The Correct Option is B

PLAN $ \bigg( \frac{\infty}{\infty}\bigg)$ form
$ lim_{ x \to \infty} \frac{a_0 x^n + a_1 x^{n - 1} + .... + a_n}{ b_0 x^m + b_1 x^{m - 1} + .... + b_m} = \Bigg \{ \begin{array}
\ 0, \\
\frac{a_0}{b_0}. \\
+ \infty, \\
- \infty, \\
\end{array} \begin{array}
\ if n < m \\
if n = m \\
if n > m \ and \ a_0 b_0 > 0 \\
if n > m \ and \ a_0 b_0 < 0 \\
\end{array}$
Description of Situation As to make degree of
numerator equal to degree of denominator.

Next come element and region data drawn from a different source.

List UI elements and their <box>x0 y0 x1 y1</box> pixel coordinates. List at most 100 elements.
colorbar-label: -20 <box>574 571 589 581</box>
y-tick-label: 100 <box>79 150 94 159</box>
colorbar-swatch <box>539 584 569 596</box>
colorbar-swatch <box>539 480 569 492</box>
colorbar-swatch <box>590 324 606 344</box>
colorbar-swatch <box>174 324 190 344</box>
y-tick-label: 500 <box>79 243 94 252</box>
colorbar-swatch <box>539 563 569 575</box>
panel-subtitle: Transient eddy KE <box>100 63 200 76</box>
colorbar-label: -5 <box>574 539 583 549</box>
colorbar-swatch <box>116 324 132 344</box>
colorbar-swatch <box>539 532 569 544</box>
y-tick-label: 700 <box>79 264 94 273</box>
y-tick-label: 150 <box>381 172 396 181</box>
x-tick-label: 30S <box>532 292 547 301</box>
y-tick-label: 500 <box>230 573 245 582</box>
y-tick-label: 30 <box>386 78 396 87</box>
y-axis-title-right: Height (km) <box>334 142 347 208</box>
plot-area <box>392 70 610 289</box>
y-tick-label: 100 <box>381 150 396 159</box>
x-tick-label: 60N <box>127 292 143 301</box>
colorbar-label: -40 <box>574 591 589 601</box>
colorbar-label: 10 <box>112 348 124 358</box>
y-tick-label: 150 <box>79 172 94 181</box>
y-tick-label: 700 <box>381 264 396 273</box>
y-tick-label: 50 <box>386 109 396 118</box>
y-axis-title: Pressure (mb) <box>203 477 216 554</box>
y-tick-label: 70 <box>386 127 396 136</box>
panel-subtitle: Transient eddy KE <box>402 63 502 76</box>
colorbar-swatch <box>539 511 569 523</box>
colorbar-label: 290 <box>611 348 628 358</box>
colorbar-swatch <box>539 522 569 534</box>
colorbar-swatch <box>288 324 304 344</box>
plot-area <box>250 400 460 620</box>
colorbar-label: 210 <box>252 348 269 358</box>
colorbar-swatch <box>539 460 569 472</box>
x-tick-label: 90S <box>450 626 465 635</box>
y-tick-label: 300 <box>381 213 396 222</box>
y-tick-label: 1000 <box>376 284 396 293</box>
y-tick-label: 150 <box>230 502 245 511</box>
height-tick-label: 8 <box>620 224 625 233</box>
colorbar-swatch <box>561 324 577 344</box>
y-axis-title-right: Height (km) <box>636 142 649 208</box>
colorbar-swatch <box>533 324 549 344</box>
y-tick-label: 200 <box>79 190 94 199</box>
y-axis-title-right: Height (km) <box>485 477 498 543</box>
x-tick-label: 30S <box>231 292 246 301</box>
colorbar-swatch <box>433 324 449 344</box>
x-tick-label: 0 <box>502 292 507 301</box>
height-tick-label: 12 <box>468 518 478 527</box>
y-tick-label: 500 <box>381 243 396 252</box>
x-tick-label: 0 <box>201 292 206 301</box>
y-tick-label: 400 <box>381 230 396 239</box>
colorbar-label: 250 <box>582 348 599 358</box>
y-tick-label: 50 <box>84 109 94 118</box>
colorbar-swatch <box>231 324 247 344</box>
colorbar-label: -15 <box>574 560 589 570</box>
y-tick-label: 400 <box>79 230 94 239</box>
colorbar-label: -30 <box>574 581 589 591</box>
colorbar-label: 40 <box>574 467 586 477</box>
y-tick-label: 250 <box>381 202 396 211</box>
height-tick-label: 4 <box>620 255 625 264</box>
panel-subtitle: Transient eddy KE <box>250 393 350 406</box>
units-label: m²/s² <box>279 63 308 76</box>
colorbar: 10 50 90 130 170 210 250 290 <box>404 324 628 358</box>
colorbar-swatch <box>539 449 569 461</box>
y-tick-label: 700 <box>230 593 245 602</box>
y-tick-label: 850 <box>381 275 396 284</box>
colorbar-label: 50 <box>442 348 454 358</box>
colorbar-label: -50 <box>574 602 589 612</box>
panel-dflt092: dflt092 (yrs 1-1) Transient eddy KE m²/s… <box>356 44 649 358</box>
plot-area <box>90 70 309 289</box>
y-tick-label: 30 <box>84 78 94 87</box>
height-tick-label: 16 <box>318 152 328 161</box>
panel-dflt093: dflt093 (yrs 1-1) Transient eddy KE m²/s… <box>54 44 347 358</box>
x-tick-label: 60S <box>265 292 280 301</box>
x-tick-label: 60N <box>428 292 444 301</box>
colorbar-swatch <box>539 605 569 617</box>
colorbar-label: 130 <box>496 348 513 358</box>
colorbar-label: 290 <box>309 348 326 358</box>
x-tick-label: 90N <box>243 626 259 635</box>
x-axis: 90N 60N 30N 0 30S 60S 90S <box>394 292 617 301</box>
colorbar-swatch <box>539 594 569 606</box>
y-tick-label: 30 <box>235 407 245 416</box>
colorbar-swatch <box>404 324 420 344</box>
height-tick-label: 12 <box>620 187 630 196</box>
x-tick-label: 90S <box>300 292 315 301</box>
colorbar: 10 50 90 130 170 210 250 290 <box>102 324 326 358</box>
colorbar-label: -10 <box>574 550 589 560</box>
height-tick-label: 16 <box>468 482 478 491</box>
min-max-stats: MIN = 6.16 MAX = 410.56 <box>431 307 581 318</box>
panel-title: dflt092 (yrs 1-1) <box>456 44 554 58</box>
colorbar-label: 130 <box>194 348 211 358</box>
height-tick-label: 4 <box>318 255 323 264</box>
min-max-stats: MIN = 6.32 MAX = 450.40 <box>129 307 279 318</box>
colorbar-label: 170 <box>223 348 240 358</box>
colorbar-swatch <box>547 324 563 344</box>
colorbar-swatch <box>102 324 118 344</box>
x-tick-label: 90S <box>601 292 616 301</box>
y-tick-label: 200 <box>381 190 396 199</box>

$lim_{ x \to \infty} \bigg( \frac{x^2 + x + 1}{x + 1} - ax - b \bigg) = 4 $
= $ \Rightarrow lim_{ x \to \infty} \frac{x^2 + x + 1 - ax^2 - ax - bx - b}{ x + 1} = 4 $
$\Rightarrow lim_{ x \to \infty} \frac{ x^2 (1 - a) + x ( 1 - a - b) + (1 - b)}{ x + 1} = 4 $
Here, we make degree of numerator
$\hspace12mm$ = degree of denominator
$ \therefore 1 - a = 0 \Rightarrow a = 1 $
and $ lim_{x \to \infty} \frac{x ( 1 - a - b) + (1 - b)}{ x + 1} = 4 $
$ \Rightarrow 1 - a - b = 4 $
$ \Rightarrow b = - 4 $ $ [ \because (1 - a) = 0]$.